Perhaps “semantifying” metadata could be a new job for metadata aggregators like IMLS DCC. I could image a service provider adding a processes to their workflow that would append URIs for known controlled vocabulary terms to aggregated records or provide new URIs for things that didn’t have one already. This seems to point towards the top layer of the semantic layer cake – that of trust. Is it necessary to know who has the “authoritative” URI for a resource or property? What are the politics/social issues involved in taking responsibility for URIs for someone else’s “things?” If there are multiple URIs, how do I know that they point towards same “thing?” Should I mint a new URI for one that has failed?
At times I feel like the “Semantic Web” buzz is just swapping in a new technical platform without really addressing the social problems that prevented us from achieving similar goals with older technologies like XML. Jerry McDonough discusses his concerns with regards to XML in his recent Balisage article, “Structural Metadata and the Social Limitation of Interoperability: A Sociotechnical View of XML and Digital Library Standards Development.”:
Like a rope, [XML] is extraordinarily flexible; unfortunately, just as with rope, that flexibility makes it all too easy to hang yourself.
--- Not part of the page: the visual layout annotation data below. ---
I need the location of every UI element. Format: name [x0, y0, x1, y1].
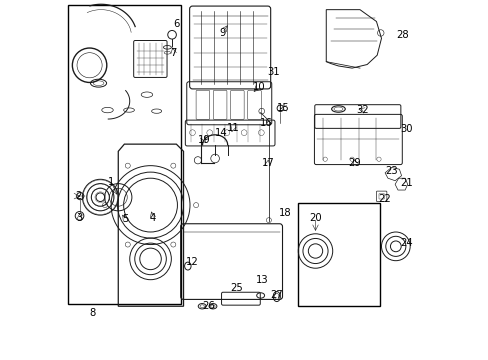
Text: 18: 18	[279, 208, 291, 218]
Text: 11: 11	[226, 123, 239, 133]
Text: 16: 16	[259, 118, 272, 128]
Bar	[68, 5, 180, 304]
Text: 19: 19	[198, 135, 210, 145]
Text: 21: 21	[399, 178, 412, 188]
Text: 25: 25	[230, 283, 243, 293]
Text: 1: 1	[108, 177, 114, 187]
Text: 13: 13	[255, 275, 267, 285]
Text: 3: 3	[76, 213, 82, 222]
Text: 4: 4	[150, 213, 156, 222]
Text: 23: 23	[385, 166, 397, 176]
Text: 14: 14	[214, 129, 227, 138]
Text: 31: 31	[266, 67, 279, 77]
Text: 17: 17	[261, 158, 274, 168]
Text: 6: 6	[173, 19, 179, 29]
Text: 20: 20	[308, 213, 321, 222]
Text: 30: 30	[400, 124, 412, 134]
Text: 9: 9	[219, 28, 225, 38]
Text: 8: 8	[89, 309, 95, 318]
Text: 2: 2	[76, 191, 82, 201]
Bar	[297, 203, 379, 306]
Text: 15: 15	[276, 103, 289, 113]
Text: 12: 12	[186, 257, 199, 267]
Text: 7: 7	[170, 48, 176, 58]
Text: 29: 29	[348, 158, 361, 168]
Text: 10: 10	[252, 82, 264, 92]
Text: 26: 26	[202, 301, 215, 311]
Text: 32: 32	[356, 105, 368, 115]
Text: 28: 28	[395, 30, 408, 40]
Text: 24: 24	[400, 238, 412, 248]
Text: 5: 5	[122, 215, 128, 224]
Text: 22: 22	[377, 194, 390, 204]
Text: 27: 27	[270, 291, 283, 301]
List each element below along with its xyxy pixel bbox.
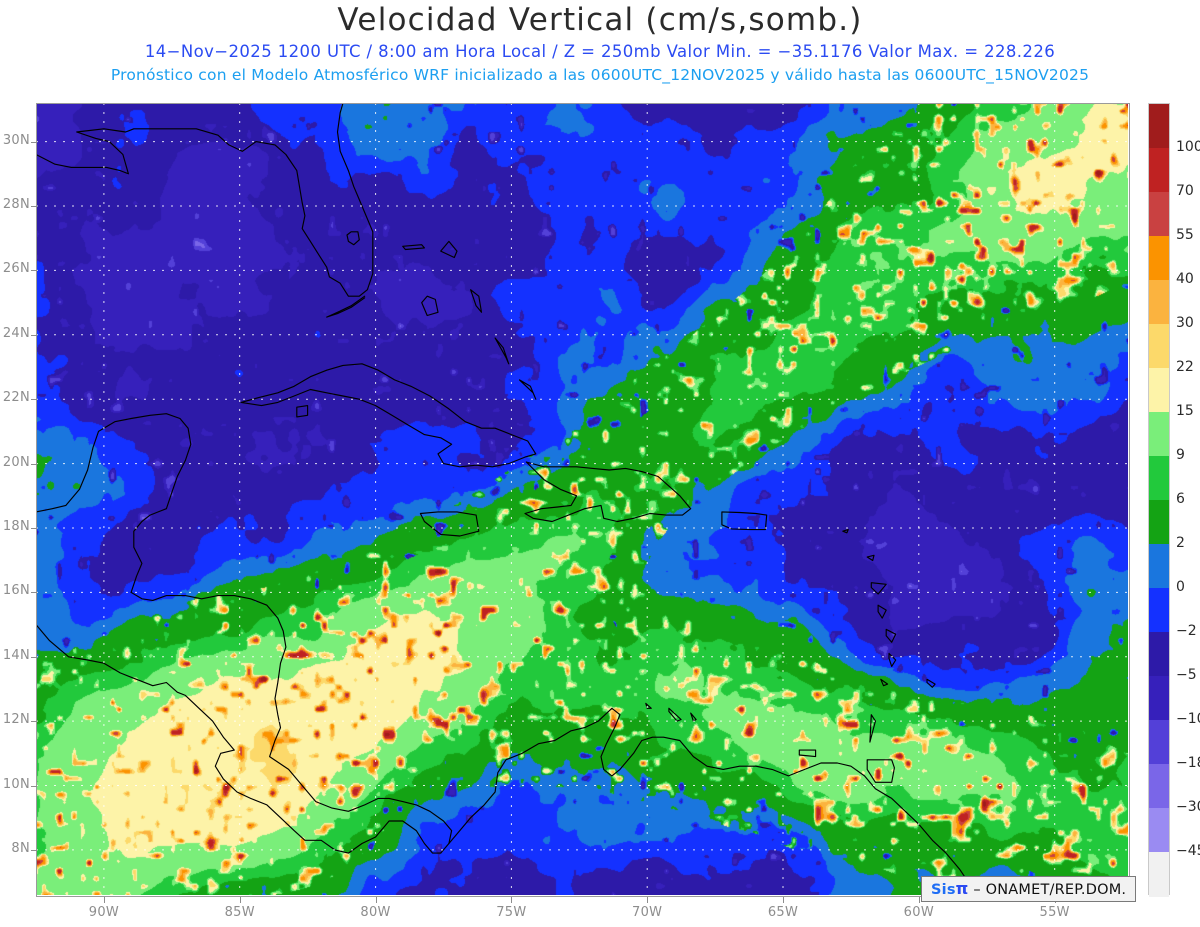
longitude-tick-label: 85W: [224, 905, 255, 920]
colorbar-tick-label: 30: [1176, 315, 1194, 331]
latitude-tick-mark: [31, 721, 37, 723]
colorbar-tick-label: 70: [1176, 183, 1194, 199]
latitude-tick-label: 12N: [2, 712, 30, 728]
latitude-tick-mark: [31, 206, 37, 208]
latitude-tick-mark: [31, 334, 37, 336]
latitude-tick-label: 22N: [2, 390, 30, 406]
colorbar-segment: [1149, 412, 1169, 457]
map-plot-area: [36, 103, 1128, 895]
longitude-tick-mark: [511, 897, 513, 903]
latitude-tick-mark: [31, 141, 37, 143]
colorbar-tick-label: 22: [1176, 359, 1194, 375]
colorbar-segment: [1149, 104, 1169, 149]
longitude-tick-mark: [375, 897, 377, 903]
colorbar-segment: [1149, 456, 1169, 501]
colorbar-tick-label: 15: [1176, 403, 1194, 419]
longitude-tick-mark: [647, 897, 649, 903]
latitude-tick-mark: [31, 399, 37, 401]
colorbar-tick-label: −2: [1176, 623, 1197, 639]
logo-agency: – ONAMET/REP.DOM.: [973, 882, 1127, 898]
colorbar-segment: [1149, 632, 1169, 677]
latitude-tick-mark: [31, 527, 37, 529]
colorbar-tick-label: 0: [1176, 579, 1185, 595]
latitude-tick-label: 16N: [2, 583, 30, 599]
longitude-tick-mark: [239, 897, 241, 903]
latitude-tick-mark: [31, 270, 37, 272]
colorbar-segment: [1149, 368, 1169, 413]
colorbar-segment: [1149, 544, 1169, 589]
colorbar-tick-label: −18: [1176, 755, 1200, 771]
colorbar-segment: [1149, 588, 1169, 633]
subtitle-line-2: Pronóstico con el Modelo Atmosférico WRF…: [110, 66, 1090, 84]
latitude-tick-label: 20N: [2, 454, 30, 470]
latitude-tick-mark: [31, 785, 37, 787]
latitude-tick-label: 30N: [2, 132, 30, 148]
colorbar: [1148, 103, 1170, 897]
latitude-tick-mark: [31, 656, 37, 658]
colorbar-segment: [1149, 236, 1169, 281]
vertical-velocity-shading: [36, 103, 1128, 895]
latitude-tick-label: 28N: [2, 197, 30, 213]
page-title: Velocidad Vertical (cm/s,somb.): [337, 2, 863, 38]
latitude-tick-label: 14N: [2, 647, 30, 663]
latitude-tick-mark: [31, 592, 37, 594]
longitude-tick-label: 65W: [767, 905, 799, 920]
colorbar-tick-label: −30: [1176, 799, 1200, 815]
longitude-tick-mark: [103, 897, 105, 903]
logo-brand: Sis: [931, 882, 956, 898]
colorbar-segment: [1149, 280, 1169, 325]
latitude-tick-label: 18N: [2, 518, 30, 534]
latitude-tick-mark: [31, 849, 37, 851]
colorbar-tick-label: −45: [1176, 843, 1200, 859]
colorbar-segment: [1149, 676, 1169, 721]
longitude-tick-label: 80W: [360, 905, 391, 920]
provider-logo: Sisπ – ONAMET/REP.DOM.: [921, 876, 1137, 902]
latitude-tick-label: 10N: [2, 776, 30, 792]
longitude-tick-mark: [783, 897, 784, 903]
colorbar-tick-label: 40: [1176, 271, 1194, 287]
longitude-tick-label: 55W: [1039, 905, 1070, 920]
longitude-tick-label: 90W: [88, 905, 120, 920]
colorbar-tick-label: 55: [1176, 227, 1194, 243]
colorbar-segment: [1149, 192, 1169, 237]
longitude-tick-mark: [918, 897, 920, 903]
latitude-tick-mark: [31, 463, 37, 465]
latitude-tick-label: 8N: [11, 840, 30, 856]
coastline-overlay: [36, 103, 988, 895]
latitude-tick-label: 24N: [2, 325, 30, 341]
colorbar-segment: [1149, 808, 1169, 853]
subtitle-line-1: 14−Nov−2025 1200 UTC / 8:00 am Hora Loca…: [144, 42, 1056, 61]
colorbar-tick-label: 9: [1176, 447, 1185, 463]
colorbar-tick-label: 100: [1176, 139, 1200, 155]
colorbar-tick-label: 6: [1176, 491, 1185, 507]
longitude-tick-label: 70W: [632, 905, 663, 920]
colorbar-segment: [1149, 148, 1169, 193]
longitude-tick-label: 75W: [496, 905, 527, 920]
colorbar-segment: [1149, 324, 1169, 369]
colorbar-segment: [1149, 500, 1169, 545]
colorbar-segment: [1149, 720, 1169, 765]
colorbar-tick-label: −5: [1176, 667, 1197, 683]
latitude-tick-label: 26N: [2, 261, 30, 277]
colorbar-tick-label: 2: [1176, 535, 1185, 551]
pi-icon: π: [955, 879, 969, 898]
colorbar-segment: [1149, 852, 1169, 897]
longitude-tick-label: 60W: [903, 905, 934, 920]
lat-lon-gridlines: [36, 103, 1128, 895]
colorbar-tick-label: −10: [1176, 711, 1200, 727]
colorbar-segment: [1149, 764, 1169, 809]
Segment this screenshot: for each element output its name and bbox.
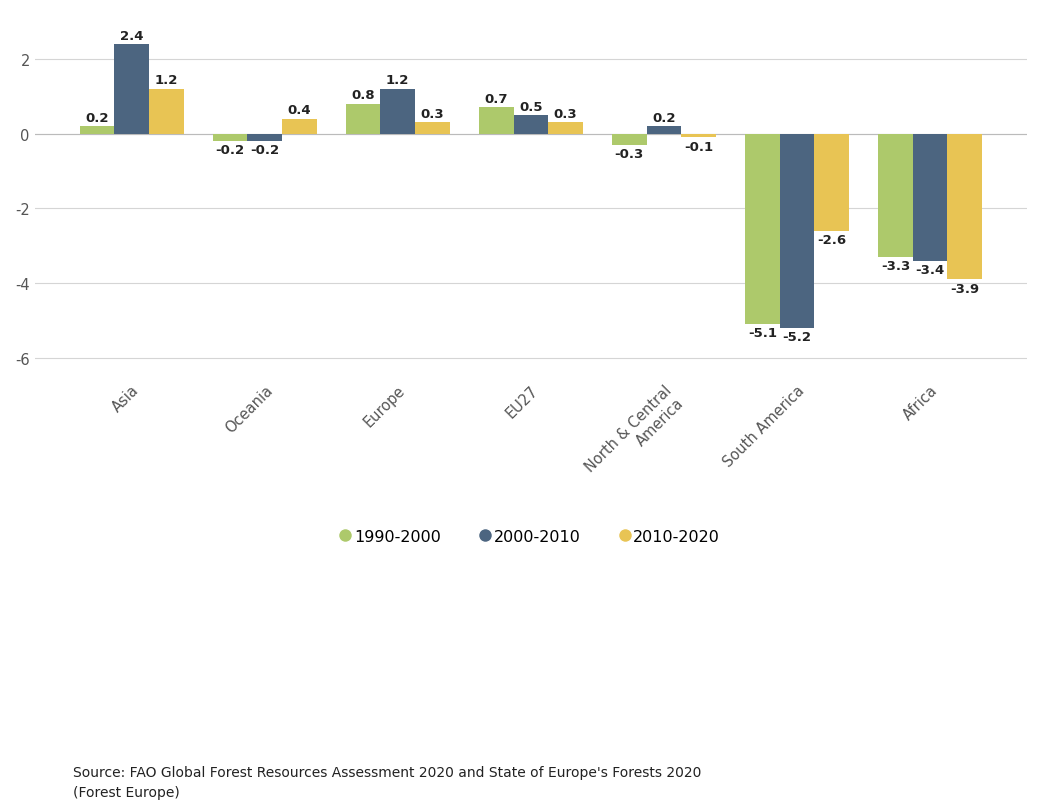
Bar — [647, 127, 681, 135]
Bar — [415, 123, 450, 135]
Bar — [947, 135, 982, 280]
Bar — [479, 109, 514, 135]
Text: 0.2: 0.2 — [85, 112, 108, 125]
Text: Source: FAO Global Forest Resources Assessment 2020 and State of Europe's Forest: Source: FAO Global Forest Resources Asse… — [73, 766, 701, 799]
Text: -0.2: -0.2 — [216, 144, 245, 157]
Bar — [149, 90, 183, 135]
Text: 1.2: 1.2 — [154, 75, 178, 88]
Text: -0.2: -0.2 — [250, 144, 279, 157]
Bar — [282, 119, 317, 135]
Text: -5.2: -5.2 — [783, 331, 812, 344]
Bar — [612, 135, 647, 146]
Bar — [213, 135, 247, 142]
Text: 0.4: 0.4 — [288, 105, 312, 118]
Text: 0.3: 0.3 — [421, 108, 444, 121]
Bar — [346, 105, 380, 135]
Text: -3.3: -3.3 — [880, 260, 910, 272]
Text: -3.9: -3.9 — [950, 282, 979, 295]
Text: 0.3: 0.3 — [553, 108, 577, 121]
Text: -3.4: -3.4 — [915, 264, 945, 277]
Bar — [681, 135, 716, 138]
Text: 1.2: 1.2 — [386, 75, 410, 88]
Text: -0.3: -0.3 — [615, 148, 644, 161]
Bar — [913, 135, 947, 261]
Bar — [80, 127, 115, 135]
Legend: 1990-2000, 2000-2010, 2010-2020: 1990-2000, 2000-2010, 2010-2020 — [336, 522, 726, 551]
Text: -0.1: -0.1 — [684, 140, 713, 153]
Text: -5.1: -5.1 — [748, 327, 777, 340]
Bar — [814, 135, 849, 231]
Text: 0.2: 0.2 — [652, 112, 675, 125]
Text: 0.7: 0.7 — [485, 93, 507, 106]
Text: 2.4: 2.4 — [120, 30, 144, 43]
Bar — [514, 116, 548, 135]
Bar — [878, 135, 913, 258]
Bar — [380, 90, 415, 135]
Text: -2.6: -2.6 — [817, 234, 846, 247]
Bar — [115, 45, 149, 135]
Bar — [745, 135, 779, 324]
Bar — [548, 123, 582, 135]
Text: 0.5: 0.5 — [519, 101, 543, 114]
Bar — [247, 135, 282, 142]
Bar — [779, 135, 814, 328]
Text: 0.8: 0.8 — [351, 89, 375, 102]
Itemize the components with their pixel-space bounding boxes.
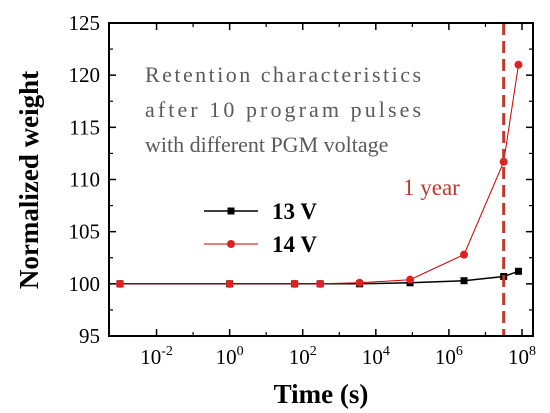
- series-point-1: [316, 279, 325, 288]
- series-point-1: [514, 60, 523, 69]
- legend-label-13v: 13 V: [272, 199, 317, 224]
- annotation-line-3: with different PGM voltage: [145, 132, 388, 157]
- y-tick-label: 125: [69, 11, 101, 35]
- y-axis-title: Normalized weight: [14, 71, 44, 289]
- x-tick-label: 108: [508, 344, 536, 369]
- series-point-1: [116, 279, 125, 288]
- series-point-1: [499, 157, 508, 166]
- x-tick-label: 100: [216, 344, 244, 369]
- x-tick-label: 10-2: [140, 344, 173, 369]
- series-point-0: [460, 277, 468, 285]
- series-point-1: [460, 250, 469, 259]
- series-point-1: [225, 279, 234, 288]
- series-point-1: [406, 275, 415, 284]
- series-point-1: [290, 279, 299, 288]
- x-tick-label: 102: [289, 344, 317, 369]
- legend-marker-13v: [227, 207, 235, 215]
- legend-label-14v: 14 V: [272, 232, 317, 257]
- x-axis-title: Time (s): [274, 379, 369, 409]
- y-tick-label: 95: [79, 324, 100, 348]
- y-tick-label: 115: [69, 115, 100, 139]
- x-tick-label: 104: [362, 344, 390, 369]
- legend: 13 V 14 V: [204, 199, 317, 257]
- series-point-1: [355, 278, 364, 287]
- y-tick-label: 100: [69, 272, 101, 296]
- annotation-line-1: Retention characteristics: [145, 62, 421, 87]
- y-tick-label: 105: [69, 220, 101, 244]
- x-tick-label: 106: [435, 344, 463, 369]
- series-point-0: [514, 267, 522, 275]
- y-tick-label: 120: [69, 63, 101, 87]
- legend-marker-14v: [227, 240, 235, 248]
- y-tick-label: 110: [69, 168, 100, 192]
- vline-label: 1 year: [403, 175, 460, 200]
- annotation-line-2: after 10 program pulses: [145, 97, 421, 122]
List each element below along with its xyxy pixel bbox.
In the case of the semantic web, I may be less worried about hanging myself and more worried that the rope I’m hanging onto might be cut someone up above at any time – sending me and my metadata into the abyss. It also seems that addressing some of these concerns could encourage more uptake of semantic web technologies, especially where social/political/financial commitments are required to make it happen. Looking back to the lessons we’ve learned (or have yet to learn) from our experiences with XML, metadata interoperability, and shareability would make me feel more comfortable relying on the “cloud.”